通常、レタスはサニーレタスと同じくらいの価格と言われているそうだが、この日のサニーレタスは159円なのに対し、レタスは127円。レタスが30円ほど安くなっていた。
そのほか、群馬産のトウモロコシは2本入って321円。生育が良いことから例年より50円ほどお買い得になっていた。

スーパーマルセンの太田雅悠専務は「トウモロコシは粒に甘みがあって、なおかつ価格も安いので、品質から見てもかなりお値打ちだと思う」と話す。
地元・三条市の朝どれの枝豆も、平年より50円ほど安くなっている。

「価格としても安いが、今年の枝豆は豆に味がかなり濃くて甘みがあるということで、お客からもかなり評判が良くて結構売れている」という。
コメの価格5kg“3373円”に 客からは歓迎の声「買いやすい」
一方、価格が安定しないのが、コメだ。
こちらの店ではこの日、ブレンド米が3200円台。新潟県産コシヒカリの中には3700円台で販売されているものもあった。

太田専務は「一番高いときで今年1月、1袋5000円半ばぐらいの価格で推移したと思うので、1袋あたり大体1000円以上安くなっている」と話す。
スーパーで販売されたコメ5kgの平均販売価格は、備蓄米の流通で去年夏に3000円台になったものの、秋以降、再び値上がりし、年末には4416円と過去最高値を更新。
しかし、年が明けてからは値下がりに転じ、7月13日からの1週間の平均価格は3373円となっている。

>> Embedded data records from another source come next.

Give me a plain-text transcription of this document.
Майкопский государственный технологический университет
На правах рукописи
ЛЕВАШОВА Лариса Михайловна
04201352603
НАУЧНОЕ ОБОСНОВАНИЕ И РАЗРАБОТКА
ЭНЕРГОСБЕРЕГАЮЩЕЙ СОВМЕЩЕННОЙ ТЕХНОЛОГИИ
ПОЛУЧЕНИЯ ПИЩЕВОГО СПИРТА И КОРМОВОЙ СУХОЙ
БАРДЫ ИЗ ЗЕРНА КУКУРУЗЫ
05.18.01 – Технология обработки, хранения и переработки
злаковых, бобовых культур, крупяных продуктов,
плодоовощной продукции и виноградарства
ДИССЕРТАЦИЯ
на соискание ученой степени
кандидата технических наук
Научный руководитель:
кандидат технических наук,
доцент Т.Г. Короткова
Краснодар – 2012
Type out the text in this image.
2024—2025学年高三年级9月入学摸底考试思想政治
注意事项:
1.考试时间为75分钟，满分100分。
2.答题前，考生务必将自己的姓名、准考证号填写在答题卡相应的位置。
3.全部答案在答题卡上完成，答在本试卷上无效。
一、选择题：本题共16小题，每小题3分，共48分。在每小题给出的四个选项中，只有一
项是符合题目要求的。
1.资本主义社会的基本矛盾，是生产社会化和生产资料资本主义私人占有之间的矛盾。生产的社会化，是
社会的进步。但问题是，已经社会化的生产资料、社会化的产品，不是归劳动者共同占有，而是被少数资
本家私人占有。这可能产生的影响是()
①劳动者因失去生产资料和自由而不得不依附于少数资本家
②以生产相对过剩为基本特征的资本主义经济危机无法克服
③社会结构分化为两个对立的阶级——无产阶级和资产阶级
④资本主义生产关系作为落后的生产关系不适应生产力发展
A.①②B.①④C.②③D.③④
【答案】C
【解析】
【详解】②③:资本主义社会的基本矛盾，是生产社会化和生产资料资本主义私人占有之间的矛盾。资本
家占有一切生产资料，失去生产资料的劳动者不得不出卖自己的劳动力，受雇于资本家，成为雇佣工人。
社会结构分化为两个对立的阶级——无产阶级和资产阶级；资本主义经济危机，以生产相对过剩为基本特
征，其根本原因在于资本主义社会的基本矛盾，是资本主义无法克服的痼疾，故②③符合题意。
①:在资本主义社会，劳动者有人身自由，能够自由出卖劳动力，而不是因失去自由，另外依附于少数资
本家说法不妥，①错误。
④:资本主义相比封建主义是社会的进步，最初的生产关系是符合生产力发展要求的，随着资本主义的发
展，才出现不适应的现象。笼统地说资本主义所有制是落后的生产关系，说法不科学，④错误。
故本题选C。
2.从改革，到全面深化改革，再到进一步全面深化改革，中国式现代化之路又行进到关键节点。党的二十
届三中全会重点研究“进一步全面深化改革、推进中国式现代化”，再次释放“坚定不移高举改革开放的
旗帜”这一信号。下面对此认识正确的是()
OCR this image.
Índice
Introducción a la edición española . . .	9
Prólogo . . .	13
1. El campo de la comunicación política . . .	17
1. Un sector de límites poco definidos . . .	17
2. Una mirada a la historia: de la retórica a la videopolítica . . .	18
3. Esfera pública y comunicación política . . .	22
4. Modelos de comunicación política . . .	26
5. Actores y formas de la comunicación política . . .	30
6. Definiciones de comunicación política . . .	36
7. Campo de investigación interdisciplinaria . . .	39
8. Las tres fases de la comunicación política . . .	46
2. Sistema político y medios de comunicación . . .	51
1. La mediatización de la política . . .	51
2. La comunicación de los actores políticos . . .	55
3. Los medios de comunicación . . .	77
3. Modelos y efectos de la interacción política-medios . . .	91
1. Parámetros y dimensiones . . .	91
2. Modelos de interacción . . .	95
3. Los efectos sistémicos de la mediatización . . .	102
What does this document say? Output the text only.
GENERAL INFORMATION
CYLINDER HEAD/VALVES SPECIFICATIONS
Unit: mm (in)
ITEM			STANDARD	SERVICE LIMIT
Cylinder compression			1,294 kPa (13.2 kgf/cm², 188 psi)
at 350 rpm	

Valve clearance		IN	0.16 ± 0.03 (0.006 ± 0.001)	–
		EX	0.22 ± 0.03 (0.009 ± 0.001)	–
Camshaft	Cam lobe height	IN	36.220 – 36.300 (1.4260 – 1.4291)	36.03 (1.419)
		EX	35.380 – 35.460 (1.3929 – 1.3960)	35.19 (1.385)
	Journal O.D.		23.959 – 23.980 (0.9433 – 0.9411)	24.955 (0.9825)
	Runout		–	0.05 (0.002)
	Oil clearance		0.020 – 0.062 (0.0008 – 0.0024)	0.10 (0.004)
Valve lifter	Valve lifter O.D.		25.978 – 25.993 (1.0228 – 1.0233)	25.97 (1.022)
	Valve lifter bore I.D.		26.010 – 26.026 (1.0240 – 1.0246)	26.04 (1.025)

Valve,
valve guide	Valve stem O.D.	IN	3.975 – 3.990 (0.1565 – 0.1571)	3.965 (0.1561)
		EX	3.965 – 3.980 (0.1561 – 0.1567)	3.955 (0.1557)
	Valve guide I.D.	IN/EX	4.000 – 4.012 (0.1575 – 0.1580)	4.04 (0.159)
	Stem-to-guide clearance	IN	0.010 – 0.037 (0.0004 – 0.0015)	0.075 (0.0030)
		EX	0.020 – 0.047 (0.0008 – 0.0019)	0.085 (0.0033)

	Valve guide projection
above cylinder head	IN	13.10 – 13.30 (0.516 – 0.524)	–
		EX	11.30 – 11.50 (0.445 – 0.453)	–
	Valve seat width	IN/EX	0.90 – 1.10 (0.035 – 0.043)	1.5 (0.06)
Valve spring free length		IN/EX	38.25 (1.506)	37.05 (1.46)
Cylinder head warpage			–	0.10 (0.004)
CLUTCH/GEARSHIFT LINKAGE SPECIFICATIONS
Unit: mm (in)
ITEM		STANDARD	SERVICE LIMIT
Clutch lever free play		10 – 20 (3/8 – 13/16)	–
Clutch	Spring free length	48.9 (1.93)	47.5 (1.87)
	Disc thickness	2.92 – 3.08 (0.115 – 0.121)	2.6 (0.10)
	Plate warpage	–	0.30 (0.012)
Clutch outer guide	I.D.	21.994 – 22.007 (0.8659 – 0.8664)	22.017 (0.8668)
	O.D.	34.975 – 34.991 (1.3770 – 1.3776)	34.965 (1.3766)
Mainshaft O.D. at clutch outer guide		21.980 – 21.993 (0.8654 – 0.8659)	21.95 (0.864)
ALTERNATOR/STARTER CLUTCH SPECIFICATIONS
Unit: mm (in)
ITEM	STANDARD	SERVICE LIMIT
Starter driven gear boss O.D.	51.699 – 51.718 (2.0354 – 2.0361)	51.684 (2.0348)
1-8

買い物客は「このくらいの価格がちょうどいいのではないか。これ以上安くなると生産者も大変になるらしいので」「買いやすいなとは思っている。良かったなと思っている」などの声が聞かれた。
価格下落も販売数量は伸びず…
お客が安心して買える価格になっている一方で、販売数量は伸びていないと太田専務は話す。

「思ったよりもコメが余っている状況。消費者の方にも『8月になるともう少し安くなるのではないか』といった心理が働いているというのが我々の予想としては非常に大きい」
生産者・消費者の双方に適正な価格で安定する…その状況はいまだに実現されていない。